Over the past three years, people on the left and right have moved away from Blair and toward Huntington. There has been a sharp rise in the number of people who think it’s insane to try to export our values into alien cultures. Instead of emphasizing our common community, people are more likely to emphasize the distances and conflicts between cultures. Whether the subject is immigration, trade or foreign affairs, there is a greater desire to build separation fences because differences in values seem deeply rooted and impossible to erase.

 

If Huntington turns out to be right, then Blair will be seen as one of the most naïve communitarians of all time. But I wouldn’t count him out just yet. It could be that over the long term, and despite the disaster in Iraq that he co-authored, his vision of a human community will be vindicated.
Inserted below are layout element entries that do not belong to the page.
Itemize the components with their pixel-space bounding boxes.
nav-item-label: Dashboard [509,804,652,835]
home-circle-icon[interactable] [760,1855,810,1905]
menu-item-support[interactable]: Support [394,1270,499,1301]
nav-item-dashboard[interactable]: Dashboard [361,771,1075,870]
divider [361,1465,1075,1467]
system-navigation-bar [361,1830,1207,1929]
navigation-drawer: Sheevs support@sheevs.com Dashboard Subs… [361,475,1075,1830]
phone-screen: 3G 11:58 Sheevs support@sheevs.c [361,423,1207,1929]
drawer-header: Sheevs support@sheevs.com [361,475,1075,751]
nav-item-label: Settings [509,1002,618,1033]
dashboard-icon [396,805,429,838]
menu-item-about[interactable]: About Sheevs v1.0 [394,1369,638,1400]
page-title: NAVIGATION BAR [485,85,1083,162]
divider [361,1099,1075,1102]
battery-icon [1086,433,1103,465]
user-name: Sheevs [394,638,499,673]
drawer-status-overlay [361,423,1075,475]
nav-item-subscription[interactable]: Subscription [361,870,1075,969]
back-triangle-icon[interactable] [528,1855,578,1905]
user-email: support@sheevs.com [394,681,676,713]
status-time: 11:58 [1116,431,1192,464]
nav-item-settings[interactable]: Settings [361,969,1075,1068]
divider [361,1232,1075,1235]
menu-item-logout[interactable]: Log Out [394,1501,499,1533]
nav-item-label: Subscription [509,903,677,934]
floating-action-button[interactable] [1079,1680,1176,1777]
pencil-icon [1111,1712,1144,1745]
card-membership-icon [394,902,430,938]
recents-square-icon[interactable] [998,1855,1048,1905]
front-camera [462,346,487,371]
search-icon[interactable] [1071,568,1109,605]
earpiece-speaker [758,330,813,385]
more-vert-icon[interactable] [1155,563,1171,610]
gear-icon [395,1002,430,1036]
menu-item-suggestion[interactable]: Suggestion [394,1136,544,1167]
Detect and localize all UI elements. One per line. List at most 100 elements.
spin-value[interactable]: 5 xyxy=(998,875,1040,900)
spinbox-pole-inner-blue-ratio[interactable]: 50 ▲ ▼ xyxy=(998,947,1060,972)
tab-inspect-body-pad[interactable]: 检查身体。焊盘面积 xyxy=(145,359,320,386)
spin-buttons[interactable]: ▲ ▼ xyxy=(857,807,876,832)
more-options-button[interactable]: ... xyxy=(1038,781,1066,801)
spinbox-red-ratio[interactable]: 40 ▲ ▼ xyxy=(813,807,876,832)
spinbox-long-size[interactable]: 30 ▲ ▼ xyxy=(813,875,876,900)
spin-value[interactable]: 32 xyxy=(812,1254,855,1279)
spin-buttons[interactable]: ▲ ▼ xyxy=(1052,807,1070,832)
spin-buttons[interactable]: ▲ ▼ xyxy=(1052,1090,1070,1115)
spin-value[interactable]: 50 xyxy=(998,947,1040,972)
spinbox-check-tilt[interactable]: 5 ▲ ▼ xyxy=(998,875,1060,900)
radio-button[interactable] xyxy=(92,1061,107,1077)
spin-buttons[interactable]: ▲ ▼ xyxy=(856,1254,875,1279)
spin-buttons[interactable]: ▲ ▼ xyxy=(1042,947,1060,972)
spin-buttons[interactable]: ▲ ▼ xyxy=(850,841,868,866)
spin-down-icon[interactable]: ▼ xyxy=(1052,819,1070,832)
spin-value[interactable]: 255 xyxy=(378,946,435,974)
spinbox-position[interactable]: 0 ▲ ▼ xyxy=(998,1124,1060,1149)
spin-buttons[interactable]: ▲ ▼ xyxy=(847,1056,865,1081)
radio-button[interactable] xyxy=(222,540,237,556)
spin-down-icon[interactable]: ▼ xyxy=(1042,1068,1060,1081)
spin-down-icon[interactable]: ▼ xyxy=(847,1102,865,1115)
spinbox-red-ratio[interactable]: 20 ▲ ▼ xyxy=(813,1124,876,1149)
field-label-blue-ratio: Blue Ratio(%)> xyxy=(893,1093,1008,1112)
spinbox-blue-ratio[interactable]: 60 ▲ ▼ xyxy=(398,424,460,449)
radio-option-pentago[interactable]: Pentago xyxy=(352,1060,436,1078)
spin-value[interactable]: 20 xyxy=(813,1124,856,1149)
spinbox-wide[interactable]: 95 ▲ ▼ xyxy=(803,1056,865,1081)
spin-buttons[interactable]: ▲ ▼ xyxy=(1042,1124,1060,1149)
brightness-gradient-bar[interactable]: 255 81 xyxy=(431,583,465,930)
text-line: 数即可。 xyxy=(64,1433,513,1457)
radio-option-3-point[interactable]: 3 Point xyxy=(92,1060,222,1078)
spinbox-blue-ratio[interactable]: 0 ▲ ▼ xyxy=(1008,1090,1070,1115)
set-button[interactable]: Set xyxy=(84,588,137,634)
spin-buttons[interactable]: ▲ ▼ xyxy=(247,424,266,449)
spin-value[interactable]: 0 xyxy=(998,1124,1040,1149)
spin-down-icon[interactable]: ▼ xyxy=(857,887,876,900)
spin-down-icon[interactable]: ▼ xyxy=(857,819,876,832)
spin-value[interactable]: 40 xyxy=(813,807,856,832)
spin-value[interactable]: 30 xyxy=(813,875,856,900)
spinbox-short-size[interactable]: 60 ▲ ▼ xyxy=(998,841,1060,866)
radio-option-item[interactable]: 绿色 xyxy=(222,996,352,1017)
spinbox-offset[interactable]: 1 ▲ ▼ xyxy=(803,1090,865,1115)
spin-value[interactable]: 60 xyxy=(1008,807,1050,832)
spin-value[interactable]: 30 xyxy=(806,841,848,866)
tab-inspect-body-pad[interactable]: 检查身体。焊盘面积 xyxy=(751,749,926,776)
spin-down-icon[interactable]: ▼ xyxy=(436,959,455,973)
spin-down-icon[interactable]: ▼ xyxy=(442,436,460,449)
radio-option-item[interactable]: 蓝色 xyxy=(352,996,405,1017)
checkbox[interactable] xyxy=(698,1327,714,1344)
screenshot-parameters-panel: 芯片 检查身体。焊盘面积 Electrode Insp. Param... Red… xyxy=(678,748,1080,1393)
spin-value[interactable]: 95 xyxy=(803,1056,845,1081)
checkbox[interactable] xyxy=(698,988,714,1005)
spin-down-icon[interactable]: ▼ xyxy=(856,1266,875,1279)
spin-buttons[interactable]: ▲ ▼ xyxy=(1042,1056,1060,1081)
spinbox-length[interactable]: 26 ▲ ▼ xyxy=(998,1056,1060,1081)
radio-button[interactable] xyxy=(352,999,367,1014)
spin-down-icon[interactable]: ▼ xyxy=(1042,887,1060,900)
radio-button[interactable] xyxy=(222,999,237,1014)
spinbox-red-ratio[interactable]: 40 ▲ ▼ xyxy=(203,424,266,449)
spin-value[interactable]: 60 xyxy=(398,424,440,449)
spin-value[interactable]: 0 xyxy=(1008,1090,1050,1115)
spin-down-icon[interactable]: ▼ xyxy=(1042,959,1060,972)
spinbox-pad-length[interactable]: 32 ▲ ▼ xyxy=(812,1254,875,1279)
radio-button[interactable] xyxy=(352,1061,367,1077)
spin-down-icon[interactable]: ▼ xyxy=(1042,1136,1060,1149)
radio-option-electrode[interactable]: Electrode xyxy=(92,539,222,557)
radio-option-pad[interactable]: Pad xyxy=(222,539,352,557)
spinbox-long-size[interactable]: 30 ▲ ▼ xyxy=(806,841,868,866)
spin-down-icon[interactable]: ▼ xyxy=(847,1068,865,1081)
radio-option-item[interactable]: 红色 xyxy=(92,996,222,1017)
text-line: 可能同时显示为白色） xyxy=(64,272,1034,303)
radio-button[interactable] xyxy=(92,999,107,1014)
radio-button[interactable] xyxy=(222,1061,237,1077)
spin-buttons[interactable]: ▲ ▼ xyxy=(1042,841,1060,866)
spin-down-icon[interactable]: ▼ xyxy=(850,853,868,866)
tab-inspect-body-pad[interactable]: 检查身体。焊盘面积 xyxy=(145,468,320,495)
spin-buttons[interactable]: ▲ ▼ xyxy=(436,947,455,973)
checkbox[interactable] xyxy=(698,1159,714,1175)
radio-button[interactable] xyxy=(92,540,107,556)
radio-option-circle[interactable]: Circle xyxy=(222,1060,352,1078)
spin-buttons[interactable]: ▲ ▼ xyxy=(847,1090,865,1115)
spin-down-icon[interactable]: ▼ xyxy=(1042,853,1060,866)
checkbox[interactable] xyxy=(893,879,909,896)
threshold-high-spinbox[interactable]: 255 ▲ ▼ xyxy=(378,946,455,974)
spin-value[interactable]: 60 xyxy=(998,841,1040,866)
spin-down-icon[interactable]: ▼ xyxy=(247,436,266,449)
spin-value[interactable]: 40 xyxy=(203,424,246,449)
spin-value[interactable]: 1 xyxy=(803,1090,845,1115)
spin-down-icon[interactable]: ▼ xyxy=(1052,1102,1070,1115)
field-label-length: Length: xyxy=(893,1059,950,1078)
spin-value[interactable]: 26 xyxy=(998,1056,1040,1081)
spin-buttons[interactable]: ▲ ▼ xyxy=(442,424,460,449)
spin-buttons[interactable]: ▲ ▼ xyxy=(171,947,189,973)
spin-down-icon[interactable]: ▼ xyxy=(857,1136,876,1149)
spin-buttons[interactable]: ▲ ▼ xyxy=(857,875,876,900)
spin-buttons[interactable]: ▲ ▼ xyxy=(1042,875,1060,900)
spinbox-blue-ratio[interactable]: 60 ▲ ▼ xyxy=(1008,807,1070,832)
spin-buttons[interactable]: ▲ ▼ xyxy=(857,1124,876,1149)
Or it could be that Blair’s vision of that community was right — except in the Middle East, the region where he most aggressively sought to apply it."

 

I suppose getting your readers riled up, regardless of whether they agree or disagree with you, is an art in an of itself... so maybe David Brooks keeps doing this to me by design. But descrediting Blair's vision of "The Human Community" with the outcome of the Iraq war is an astounding piece of revisionism. Brooks says that Blair's vision of the human community may be vindicated "despite the disaster in Iraq that he co-authored." To call Blair the co-author of Iraq is a huge stretch. He was presented with a choice: back the US in its war, or stand apart from or against it. It is obvious to understand the geopolitical currents that pushed Blair to decide to stand with the UK's closest cultural and economic ally.

 

The real authors of this war (the Neo Cons Perle, Wolfowitz, Cheney, et al) have long rejected any idea along the lines of a "human community" as articulated by Blair and Clinton and outlined at a high level by Brooks. They aggressively undermine international institutions at every turn, and they fall back upon pure power calculations as the guide for their decisions. To say that the failure in Iraq offers proof that "there [will always be] a greater desire to build separation fences because differences in values [are] deeply rooted and impossible to erase" is, as I've said in prior posts, a projection of Brooks' own insecurities on a broader reality.

 

The Iraq adventure was hardly an exercise in international community and benevolence -- it was a pre-emptive war conducted by the US over almost unanimous global resistance and antipathy. The resistence of the Iraqis to this invasion is hardly evidence that "the human community" and international institutions will not be accepted... it is evidence that the use of unilateral military force from one state against another will generate powerful counter-currents of nationalism, and that societies without strong social foundations can easily dissolve into anarchy, violence, and civil war if an oppressing force (such as Saddam) is suddenly removed.

 

I'm sure Brooks' thoughts parallel some of the more private ruminations of those who acted as cheerleaders for this war in 2002-2003. It is very easy for dashed idealism to turn into abject cynicism about the human condition, and it appears that's what's happening to Brooks. But for those of us who opposed the war from the start the tragedy of Iraq offers no such crisis of confidence. I would argue that our only path out of this morass, long as it may be, is to try to rebuild the global community, even though it has been incalculably damaged by the actions of this administration.

 

I would appreciate Brooks not invalidating every worldview because his turned out to be so flawed.